Romney's new tax cuts would work just like the Bush tax cuts: Enhance economic inequality

shoeshine indicating inequality Who is shining us on about Bush tax cuts? The screw-the-middle-class impacts of the presumptive GOP nominee's tax plans have been getting plenty of negative attention Wednesday, here, from the president and various bloggy and social media alcoves of the internet. For those of us outside the golden circle, what Mitt Romney has planned amounts to just more of the same old, same old that has been driving income and wealth inequality for the past three-plus decades. It's made crystal clear by a study from the Tax Policy Center of the Urban Institute and Brookings Institution.

But in addition to the deconstruction of Romney's income tax plans, the center's data provided grist for another study this week by the Center on Budget and Policy Priorities. What it shows in detail, no surprise to anybody who has been paying even cursory attention, is that Bush tax cuts have provided immense benefits to the highest-income households over the past nine years. And a lot of damage to the federal budget and to the populace as a whole as the tax system became much less progressive.

Among the details as evaluated by Chye-Ching Huang and Nate Frentz at the CBPP (all dollars inflation-adjusted to 2012):

' Higher income people didn't just get a better deal in absolute dollars; that was to be expected. Proportionately they did better as well. "For example, in 2010, the year in which all of the Bush income and estate tax cuts were fully phased in, they increased the after-tax income of people making over $1 million by more than 7.3 percent, but increased the after-tax income of the middle 20 percent of households by just 2.8 percent."

' The average annual tax cut of people making over $1 million during the period 2004-2012 was $110,000, more than twice the median household income.

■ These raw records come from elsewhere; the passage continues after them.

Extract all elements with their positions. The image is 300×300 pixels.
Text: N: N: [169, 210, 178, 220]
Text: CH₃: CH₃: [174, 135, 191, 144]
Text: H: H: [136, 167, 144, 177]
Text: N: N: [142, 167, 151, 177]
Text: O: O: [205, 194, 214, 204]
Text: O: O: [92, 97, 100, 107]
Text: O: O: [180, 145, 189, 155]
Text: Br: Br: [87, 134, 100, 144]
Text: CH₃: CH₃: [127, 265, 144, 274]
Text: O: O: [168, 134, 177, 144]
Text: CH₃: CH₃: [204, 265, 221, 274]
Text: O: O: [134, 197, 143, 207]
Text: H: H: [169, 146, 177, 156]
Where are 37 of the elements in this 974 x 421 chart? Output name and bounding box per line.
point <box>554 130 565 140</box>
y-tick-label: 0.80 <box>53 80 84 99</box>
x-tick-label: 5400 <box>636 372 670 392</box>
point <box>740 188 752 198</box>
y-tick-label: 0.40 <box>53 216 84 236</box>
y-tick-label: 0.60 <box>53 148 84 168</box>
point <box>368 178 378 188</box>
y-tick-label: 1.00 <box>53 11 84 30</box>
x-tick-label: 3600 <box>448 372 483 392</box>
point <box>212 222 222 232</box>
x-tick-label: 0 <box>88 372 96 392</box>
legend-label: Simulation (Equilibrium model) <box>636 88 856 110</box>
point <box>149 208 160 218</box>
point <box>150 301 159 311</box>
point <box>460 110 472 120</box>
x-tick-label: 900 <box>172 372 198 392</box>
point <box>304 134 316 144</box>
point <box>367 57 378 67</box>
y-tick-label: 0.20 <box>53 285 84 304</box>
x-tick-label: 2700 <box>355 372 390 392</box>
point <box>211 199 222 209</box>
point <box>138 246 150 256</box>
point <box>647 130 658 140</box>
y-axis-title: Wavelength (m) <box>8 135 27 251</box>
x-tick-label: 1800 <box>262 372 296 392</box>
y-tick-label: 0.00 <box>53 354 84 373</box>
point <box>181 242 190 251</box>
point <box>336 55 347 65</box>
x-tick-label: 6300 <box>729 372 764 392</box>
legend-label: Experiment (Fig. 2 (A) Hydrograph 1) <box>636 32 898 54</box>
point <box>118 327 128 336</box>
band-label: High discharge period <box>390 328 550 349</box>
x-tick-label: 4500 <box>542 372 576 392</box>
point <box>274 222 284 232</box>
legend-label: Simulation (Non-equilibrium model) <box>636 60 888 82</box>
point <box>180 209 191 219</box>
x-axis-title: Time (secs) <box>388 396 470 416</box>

' The cuts raised the average after-tax income of the top 1 percent of households by 6.7 percent (or $66,618), of the top 20 percent of households by 4.6 percent (or $7,860), of the middle 20 percent by 2.8 percent (or $1,039), and of the bottom 20 percent by just 1.0 percent (or $99).

These skewed cuts were introduced at time, in 2001, when Alan Greenspan, chairman of the Federal Reserve, was saying that government surpluses would lead to the United States paying down its debt too fast, a supposed danger that should be met by cutting taxes. How did that work out? The surpluses are long gone and, the authors explain:

Americans across the country may be forced to sacrifice in various ways, from paying more for college to facing higher-out-of-pocket health costs, with potential consequences for some Americans with modest incomes in terms of access to higher education and to health care services. Needed investments to infrastructure are likely to be shorted, as well. Basic health and scientific research may be squeezed.
It's not may be. All of this is happening right now.

Mitt Romney and other Republicans' prescription for dealing with the problems caused, at least in part, by these previous cuts? Why, more of the same, of course.

Some Democrats will no doubt argue that we should meet the Republicans halfway on new cuts for the wealthy. That is exactly the wrong approach, the approach that has been going on since Ronald Reagan was the front man for the oligarchs. Time to stop giving breaks to the upper tier based on the repeatedly disproven theory that this will trickle down.